Na obra de Eduardo Gianetti, o Autoengano (2005), o autor nos fala sobre as mentiras que contamos a nós mesmos para podermos sustentar as nossas crenças pessoais. Gianetti afirma que sem o autoengano, a vida seria desprovida de encanto. Porém, diz o autor, entregues ao autoengano, perdemos a dimensão do sofrimento que causamos a nós mesmos e aos outros.
O autoengano, portanto, não é como nos relacionamos com o outro; trata-se de modo como nos relacionamos com nós mesmos. Porém, se o engano não pode ir muito longe (não é possível enganar a todos o tempo todo), o autoengano pode se perpetuar, pois depende unicamente da disposição pessoal para a tendência à mentira e ao pensamento egocêntrico.
Retornando à questão dos asanas e do autoconhecimento:
A execução de um asana nos mostra tanto as dificuldades do corpo em manter-se, como os obstáculos da mente para permanecer concentrada. Ao mesmo tempo, o asana é um instrumento que nos propicia a correção dos aspectos que podem ser superados, aceitos ou que não podem ser mudados.
Assim, entendemos que alguns asanas exigirão determinada condição física que, refletindo-se na condição mental (ou vice e versa), por mais que nos esforcemos, não alcançaremos a realização.
Insistir em um ‘modelo perfeito’ de asana também não significa alcançar a perfeição no yoga. Pois a perfeição no yoga está na percepção correta das próprias dificuldades e limitações, e não em ‘superar a todo custo’.
A busca pela ‘perfeição na aparência’ é apenas vaidade, e pode custar caro à saúde física e mental. Por outro lado, acomodar-se a uma postura que não mais exige qualquer concentração, é ‘fazer por fazer’.
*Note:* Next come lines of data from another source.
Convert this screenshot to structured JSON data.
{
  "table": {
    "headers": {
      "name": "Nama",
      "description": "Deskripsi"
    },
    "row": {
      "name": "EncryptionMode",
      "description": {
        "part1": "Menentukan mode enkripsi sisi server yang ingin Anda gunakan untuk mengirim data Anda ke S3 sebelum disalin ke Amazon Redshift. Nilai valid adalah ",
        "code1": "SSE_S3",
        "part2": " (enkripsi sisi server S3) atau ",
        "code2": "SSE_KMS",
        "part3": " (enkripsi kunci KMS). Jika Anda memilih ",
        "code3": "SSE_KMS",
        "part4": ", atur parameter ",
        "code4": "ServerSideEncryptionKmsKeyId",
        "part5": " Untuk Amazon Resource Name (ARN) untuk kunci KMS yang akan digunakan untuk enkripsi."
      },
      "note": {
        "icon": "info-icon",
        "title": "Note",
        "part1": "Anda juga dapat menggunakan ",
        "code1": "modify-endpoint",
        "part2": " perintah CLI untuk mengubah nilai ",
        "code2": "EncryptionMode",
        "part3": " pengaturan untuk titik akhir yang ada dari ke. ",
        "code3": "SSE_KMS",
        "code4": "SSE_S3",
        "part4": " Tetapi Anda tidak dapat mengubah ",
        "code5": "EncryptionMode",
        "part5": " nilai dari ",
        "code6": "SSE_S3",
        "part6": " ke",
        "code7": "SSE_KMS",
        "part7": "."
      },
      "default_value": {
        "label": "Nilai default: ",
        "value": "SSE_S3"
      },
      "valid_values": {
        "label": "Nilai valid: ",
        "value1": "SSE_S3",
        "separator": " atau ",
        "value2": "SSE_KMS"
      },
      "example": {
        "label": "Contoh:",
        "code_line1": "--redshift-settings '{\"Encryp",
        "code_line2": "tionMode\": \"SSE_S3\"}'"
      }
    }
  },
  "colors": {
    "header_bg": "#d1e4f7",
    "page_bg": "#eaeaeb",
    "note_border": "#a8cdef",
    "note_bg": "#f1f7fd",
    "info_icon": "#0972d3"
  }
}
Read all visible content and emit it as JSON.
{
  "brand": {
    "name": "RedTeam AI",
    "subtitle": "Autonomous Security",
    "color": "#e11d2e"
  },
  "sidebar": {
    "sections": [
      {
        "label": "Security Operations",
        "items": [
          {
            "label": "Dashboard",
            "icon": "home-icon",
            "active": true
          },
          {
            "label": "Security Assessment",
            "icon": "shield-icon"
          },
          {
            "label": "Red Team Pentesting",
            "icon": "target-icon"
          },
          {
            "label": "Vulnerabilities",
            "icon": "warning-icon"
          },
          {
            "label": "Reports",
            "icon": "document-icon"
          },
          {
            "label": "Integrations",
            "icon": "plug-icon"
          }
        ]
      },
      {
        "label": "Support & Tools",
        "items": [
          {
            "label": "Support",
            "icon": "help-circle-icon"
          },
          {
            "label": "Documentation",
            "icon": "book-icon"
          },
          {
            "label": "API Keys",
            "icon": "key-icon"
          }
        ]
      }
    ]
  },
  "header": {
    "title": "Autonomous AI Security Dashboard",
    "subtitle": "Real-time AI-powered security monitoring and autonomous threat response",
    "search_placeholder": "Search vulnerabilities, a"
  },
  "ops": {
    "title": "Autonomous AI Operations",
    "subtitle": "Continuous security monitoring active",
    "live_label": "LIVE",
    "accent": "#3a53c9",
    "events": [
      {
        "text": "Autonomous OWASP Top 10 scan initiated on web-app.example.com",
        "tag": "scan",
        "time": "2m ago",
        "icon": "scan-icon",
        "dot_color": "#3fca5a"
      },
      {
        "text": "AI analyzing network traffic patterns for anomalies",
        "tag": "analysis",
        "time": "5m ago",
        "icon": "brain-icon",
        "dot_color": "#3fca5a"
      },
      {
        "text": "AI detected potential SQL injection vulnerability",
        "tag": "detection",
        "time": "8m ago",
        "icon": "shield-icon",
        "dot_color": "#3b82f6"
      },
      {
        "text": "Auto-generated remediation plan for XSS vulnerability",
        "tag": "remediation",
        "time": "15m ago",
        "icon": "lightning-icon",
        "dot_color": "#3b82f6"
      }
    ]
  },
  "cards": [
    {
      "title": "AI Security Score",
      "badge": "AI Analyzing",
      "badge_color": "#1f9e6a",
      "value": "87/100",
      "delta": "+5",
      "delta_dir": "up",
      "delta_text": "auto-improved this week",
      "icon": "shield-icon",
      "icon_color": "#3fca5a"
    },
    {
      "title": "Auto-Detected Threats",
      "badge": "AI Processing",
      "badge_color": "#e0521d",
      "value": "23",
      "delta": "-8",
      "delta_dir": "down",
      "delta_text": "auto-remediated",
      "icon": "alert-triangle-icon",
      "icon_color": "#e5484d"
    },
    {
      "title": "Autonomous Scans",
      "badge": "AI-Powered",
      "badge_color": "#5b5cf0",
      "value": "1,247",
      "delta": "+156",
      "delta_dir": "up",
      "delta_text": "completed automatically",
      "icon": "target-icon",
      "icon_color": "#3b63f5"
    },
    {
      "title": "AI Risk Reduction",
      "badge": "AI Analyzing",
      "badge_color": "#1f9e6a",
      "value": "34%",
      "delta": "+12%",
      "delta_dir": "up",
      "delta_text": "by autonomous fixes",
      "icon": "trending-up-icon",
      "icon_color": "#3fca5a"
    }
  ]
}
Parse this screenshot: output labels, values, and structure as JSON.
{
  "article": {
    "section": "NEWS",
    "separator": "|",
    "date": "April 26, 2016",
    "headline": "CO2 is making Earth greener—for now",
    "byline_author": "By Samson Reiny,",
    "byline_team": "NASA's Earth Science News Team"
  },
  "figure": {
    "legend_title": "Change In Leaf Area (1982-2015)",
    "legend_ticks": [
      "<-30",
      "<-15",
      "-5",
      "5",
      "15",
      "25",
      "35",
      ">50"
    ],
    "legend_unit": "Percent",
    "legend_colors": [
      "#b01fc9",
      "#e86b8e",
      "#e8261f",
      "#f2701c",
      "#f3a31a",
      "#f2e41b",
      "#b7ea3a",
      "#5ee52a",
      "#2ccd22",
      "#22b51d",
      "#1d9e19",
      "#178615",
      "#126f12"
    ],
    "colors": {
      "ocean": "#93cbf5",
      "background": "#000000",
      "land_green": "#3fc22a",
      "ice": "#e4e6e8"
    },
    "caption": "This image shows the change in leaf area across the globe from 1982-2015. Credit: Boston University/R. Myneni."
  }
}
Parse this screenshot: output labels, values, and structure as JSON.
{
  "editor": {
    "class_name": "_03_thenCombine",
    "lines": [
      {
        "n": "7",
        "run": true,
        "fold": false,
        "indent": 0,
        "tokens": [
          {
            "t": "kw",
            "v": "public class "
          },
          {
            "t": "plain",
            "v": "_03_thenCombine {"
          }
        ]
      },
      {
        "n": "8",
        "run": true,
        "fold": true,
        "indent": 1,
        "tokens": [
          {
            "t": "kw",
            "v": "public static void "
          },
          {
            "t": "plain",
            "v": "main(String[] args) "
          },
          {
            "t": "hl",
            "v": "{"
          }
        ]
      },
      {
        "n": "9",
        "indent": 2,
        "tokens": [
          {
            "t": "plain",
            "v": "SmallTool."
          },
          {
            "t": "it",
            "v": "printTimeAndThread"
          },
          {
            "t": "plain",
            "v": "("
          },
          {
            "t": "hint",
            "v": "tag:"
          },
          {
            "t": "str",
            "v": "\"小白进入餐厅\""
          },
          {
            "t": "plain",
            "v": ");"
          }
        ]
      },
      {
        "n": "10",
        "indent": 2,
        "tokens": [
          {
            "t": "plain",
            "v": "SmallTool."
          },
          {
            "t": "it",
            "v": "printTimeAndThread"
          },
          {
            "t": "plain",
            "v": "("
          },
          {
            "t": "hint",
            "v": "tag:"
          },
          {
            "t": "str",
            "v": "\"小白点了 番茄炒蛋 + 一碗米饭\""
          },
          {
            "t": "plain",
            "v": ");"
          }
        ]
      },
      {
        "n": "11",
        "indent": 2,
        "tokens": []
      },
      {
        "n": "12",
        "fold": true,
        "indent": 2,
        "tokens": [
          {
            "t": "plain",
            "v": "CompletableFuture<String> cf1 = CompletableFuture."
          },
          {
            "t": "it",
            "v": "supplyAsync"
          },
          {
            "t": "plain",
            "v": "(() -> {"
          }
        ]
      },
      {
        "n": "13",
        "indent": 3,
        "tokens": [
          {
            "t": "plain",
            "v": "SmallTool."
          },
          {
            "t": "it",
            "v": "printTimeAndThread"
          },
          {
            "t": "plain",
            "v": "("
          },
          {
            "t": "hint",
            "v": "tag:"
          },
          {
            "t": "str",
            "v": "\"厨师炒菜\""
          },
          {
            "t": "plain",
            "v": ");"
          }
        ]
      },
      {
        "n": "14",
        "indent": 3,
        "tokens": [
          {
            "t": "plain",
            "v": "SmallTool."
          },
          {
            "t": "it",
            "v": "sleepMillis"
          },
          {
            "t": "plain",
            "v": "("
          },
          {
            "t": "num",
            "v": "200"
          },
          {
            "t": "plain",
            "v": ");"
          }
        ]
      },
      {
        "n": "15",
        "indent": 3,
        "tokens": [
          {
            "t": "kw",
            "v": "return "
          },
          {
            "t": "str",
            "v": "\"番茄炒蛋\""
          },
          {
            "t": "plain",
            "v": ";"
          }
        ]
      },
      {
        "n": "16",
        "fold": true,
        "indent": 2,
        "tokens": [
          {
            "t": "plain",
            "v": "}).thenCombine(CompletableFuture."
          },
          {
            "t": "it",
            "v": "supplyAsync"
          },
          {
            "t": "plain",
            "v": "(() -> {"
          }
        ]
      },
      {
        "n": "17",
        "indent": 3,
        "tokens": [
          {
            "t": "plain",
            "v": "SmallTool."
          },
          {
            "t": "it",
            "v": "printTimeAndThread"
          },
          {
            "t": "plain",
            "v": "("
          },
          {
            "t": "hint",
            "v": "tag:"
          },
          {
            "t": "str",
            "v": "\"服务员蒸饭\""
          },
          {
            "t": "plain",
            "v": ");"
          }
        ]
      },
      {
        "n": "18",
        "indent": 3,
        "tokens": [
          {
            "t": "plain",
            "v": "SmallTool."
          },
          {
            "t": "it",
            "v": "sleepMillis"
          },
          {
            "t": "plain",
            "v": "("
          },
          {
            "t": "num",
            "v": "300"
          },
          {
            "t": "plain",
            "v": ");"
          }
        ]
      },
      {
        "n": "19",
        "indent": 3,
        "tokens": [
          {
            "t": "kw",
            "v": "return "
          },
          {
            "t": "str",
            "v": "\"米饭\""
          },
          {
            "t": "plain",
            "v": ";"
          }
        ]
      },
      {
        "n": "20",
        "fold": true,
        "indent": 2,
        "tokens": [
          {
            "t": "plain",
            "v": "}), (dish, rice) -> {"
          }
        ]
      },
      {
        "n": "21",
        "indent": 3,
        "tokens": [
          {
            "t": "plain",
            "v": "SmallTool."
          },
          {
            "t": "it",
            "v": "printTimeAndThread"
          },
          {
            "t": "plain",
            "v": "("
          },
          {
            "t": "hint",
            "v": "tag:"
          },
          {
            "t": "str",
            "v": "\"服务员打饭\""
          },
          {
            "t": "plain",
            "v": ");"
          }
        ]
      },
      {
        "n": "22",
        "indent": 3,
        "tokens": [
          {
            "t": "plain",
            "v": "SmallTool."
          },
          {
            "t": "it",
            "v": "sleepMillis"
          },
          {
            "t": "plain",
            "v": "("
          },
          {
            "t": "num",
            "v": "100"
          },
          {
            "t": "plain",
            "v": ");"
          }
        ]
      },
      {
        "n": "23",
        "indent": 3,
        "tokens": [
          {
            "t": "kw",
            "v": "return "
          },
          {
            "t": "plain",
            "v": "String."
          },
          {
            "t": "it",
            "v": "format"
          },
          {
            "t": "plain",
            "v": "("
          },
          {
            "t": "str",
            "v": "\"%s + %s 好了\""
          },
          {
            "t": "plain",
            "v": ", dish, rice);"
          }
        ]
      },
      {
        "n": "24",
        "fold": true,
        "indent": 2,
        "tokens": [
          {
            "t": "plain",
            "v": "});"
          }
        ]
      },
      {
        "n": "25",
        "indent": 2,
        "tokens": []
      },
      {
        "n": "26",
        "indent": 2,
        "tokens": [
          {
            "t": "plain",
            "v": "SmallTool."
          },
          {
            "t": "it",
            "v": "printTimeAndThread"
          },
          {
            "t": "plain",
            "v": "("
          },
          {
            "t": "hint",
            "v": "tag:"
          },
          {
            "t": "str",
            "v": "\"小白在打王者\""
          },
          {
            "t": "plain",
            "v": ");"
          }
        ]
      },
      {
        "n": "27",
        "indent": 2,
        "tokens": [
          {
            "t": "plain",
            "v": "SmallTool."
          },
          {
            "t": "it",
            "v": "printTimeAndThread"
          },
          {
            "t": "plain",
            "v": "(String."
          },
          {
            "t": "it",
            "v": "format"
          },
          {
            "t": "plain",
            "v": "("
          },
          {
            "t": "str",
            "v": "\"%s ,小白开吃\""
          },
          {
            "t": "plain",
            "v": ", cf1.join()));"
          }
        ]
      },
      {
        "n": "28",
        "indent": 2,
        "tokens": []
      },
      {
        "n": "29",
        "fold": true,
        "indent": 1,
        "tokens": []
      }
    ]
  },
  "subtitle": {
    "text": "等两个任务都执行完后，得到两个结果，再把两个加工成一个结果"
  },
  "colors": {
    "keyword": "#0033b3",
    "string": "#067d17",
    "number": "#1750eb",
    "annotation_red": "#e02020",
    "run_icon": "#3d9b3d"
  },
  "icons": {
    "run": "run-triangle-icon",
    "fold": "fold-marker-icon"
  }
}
A execução correta de um asana, seja ele qual for, portanto, é aquela que nos mantém atentos e concentrados, nos conduz à introspeção, e nos assenta na contemplação do Atman, o Um Absoluto, onipresente. Como inscrito na Canção do Asceta (Avadhuta Gita): “Eu próprio sou o contemplador e o mais elevado contemplado”.
A prática de asana, portanto, é autoconhecimento. O domínio pleno de apenas um único asana é o que basta para adentrar pelas portas da consciência não-dual. Esta consciência não-dual é o Atman, imortal, imutável e destituído de todo ou parte, o Ser, aquele que se conhece como o Infinito e Ilimitado.
É este Atman, que permeia todo o espaço e que não pode ser percebido externamente pelos sentidos, mas apenas compreendido pelo espírito introspectivo, que o sábio colhe a infinita e eterna bem-aventurança que reside, desde o princípio, nele mesmo.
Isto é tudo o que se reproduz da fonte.